MLA for Victoria-Tobique
- In office 1987–2010
- Preceded by: Doug Moore
- Succeeded by: Wes McLean

Personal details
- Born: November 8, 1949 Perth-Andover, New Brunswick, Canada
- Died: March 24, 2026 (aged 76) Southern Victoria, New Brunswick, Canada
- Resting place: St. Mary of the Angels Roman Catholic Cemetery, Southern Victoria, New Brunswick
- Party: Liberal
- Occupation: Family physician, politician

= Larry Kennedy (politician) =

Canadian politician (1949–2026)

Larry Ronald Kennedy (November 8, 1949 – March 24, 2026) was a Canadian politician in the province of New Brunswick.

== Life and career ==
Kennedy studied at the University of New Brunswick in Fredericton where he earned a Bachelor of Science before going on to earn his Doctor of Medicine degree from Dalhousie University in Halifax, Nova Scotia.

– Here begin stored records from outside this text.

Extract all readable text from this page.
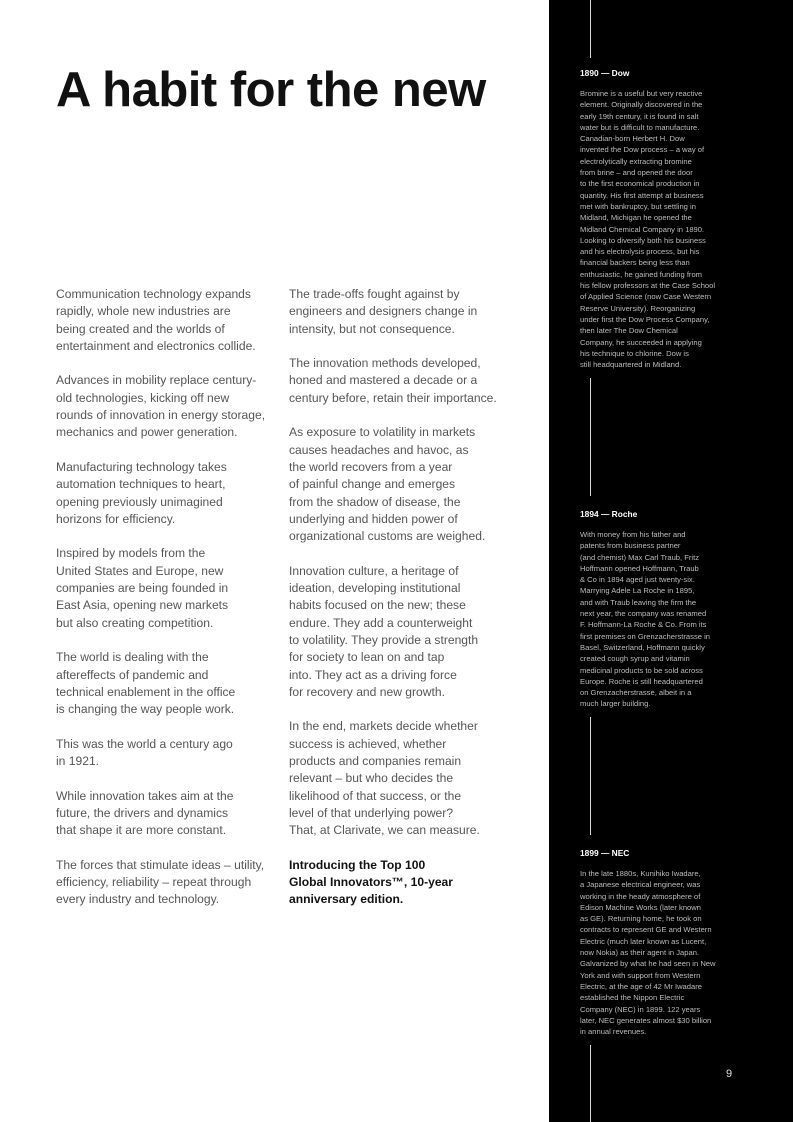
A habit for the new

Communication technology expands
rapidly, whole new industries are
being created and the worlds of
entertainment and electronics collide.

Advances in mobility replace century-
old technologies, kicking off new
rounds of innovation in energy storage,
mechanics and power generation.

Manufacturing technology takes
automation techniques to heart,
opening previously unimagined
horizons for efficiency.

Inspired by models from the
United States and Europe, new
companies are being founded in
East Asia, opening new markets
but also creating competition.

The world is dealing with the
aftereffects of pandemic and
technical enablement in the office
is changing the way people work.

This was the world a century ago
in 1921.

While innovation takes aim at the
future, the drivers and dynamics
that shape it are more constant.

The forces that stimulate ideas – utility,
efficiency, reliability – repeat through
every industry and technology.

The trade-offs fought against by
engineers and designers change in
intensity, but not consequence.

The innovation methods developed,
honed and mastered a decade or a
century before, retain their importance.

As exposure to volatility in markets
causes headaches and havoc, as
the world recovers from a year
of painful change and emerges
from the shadow of disease, the
underlying and hidden power of
organizational customs are weighed.

Innovation culture, a heritage of
ideation, developing institutional
habits focused on the new; these
endure. They add a counterweight
to volatility. They provide a strength
for society to lean on and tap
into. They act as a driving force
for recovery and new growth.

In the end, markets decide whether
success is achieved, whether
products and companies remain
relevant – but who decides the
likelihood of that success, or the
level of that underlying power?
That, at Clarivate, we can measure.

Introducing the Top 100
Global Innovators™, 10-year
anniversary edition.

1890 — Dow

Bromine is a useful but very reactive
element. Originally discovered in the
early 19th century, it is found in salt
water but is difficult to manufacture.
Canadian-born Herbert H. Dow
invented the Dow process – a way of
electrolytically extracting bromine
from brine – and opened the door
to the first economical production in
quantity. His first attempt at business
met with bankruptcy, but settling in
Midland, Michigan he opened the
Midland Chemical Company in 1890.
Looking to diversify both his business
and his electrolysis process, but his
financial backers being less than
enthusiastic, he gained funding from
his fellow professors at the Case School
of Applied Science (now Case Western
Reserve University). Reorganizing
under first the Dow Process Company,
then later The Dow Chemical
Company, he succeeded in applying
his technique to chlorine. Dow is
still headquartered in Midland.

1894 — Roche

With money from his father and
patents from business partner
(and chemist) Max Carl Traub, Fritz
Hoffmann opened Hoffmann, Traub
& Co in 1894 aged just twenty-six.
Marrying Adele La Roche in 1895,
and with Traub leaving the firm the
next year, the company was renamed
F. Hoffmann-La Roche & Co. From its
first premises on Grenzacherstrasse in
Basel, Switzerland, Hoffmann quickly
created cough syrup and vitamin
medicinal products to be sold across
Europe. Roche is still headquartered
on Grenzacherstrasse, albeit in a
much larger building.

1899 — NEC

In the late 1880s, Kunihiko Iwadare,
a Japanese electrical engineer, was
working in the heady atmosphere of
Edison Machine Works (later known
as GE). Returning home, he took on
contracts to represent GE and Western
Electric (much later known as Lucent,
now Nokia) as their agent in Japan.
Galvanized by what he had seen in New
York and with support from Western
Electric, at the age of 42 Mr Iwadare
established the Nippon Electric
Company (NEC) in 1899. 122 years
later, NEC generates almost $30 billion
in annual revenues.

9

He served as a village councillor for Perth-Andover and was chairman of the District 31 School Board. During his time as a practising physician in his hometown area, he was chief and president of the medical staff at Hotel-Dieu Saint-Joseph, and a director of the New Brunswick Medical Society.

Kennedy was elected to the Legislative Assembly of New Brunswick in 1987 and re-elected in 1991, 1995, a 1997 by-election, 1999, 2003 and 2006. He was Dean of the House from 2006 to 2010.

He represented the electoral district of Victoria-Tobique until his defeat in the 2010 election and also practiced medicine as a family physician.

Kennedy died in his hometown of Southern Victoria, New Brunswick, on March 24, 2026, at the age of 76.

== Sources ==
- Larry Kennedy, M.D. MLA, Victoria-Tobique. Legislative Assembly of New Brunswick. Accessed 2011-02-24.
- Dr. Larry Kennedy obituary. Brunswick Funeral Home. Accessed 2026-03-27.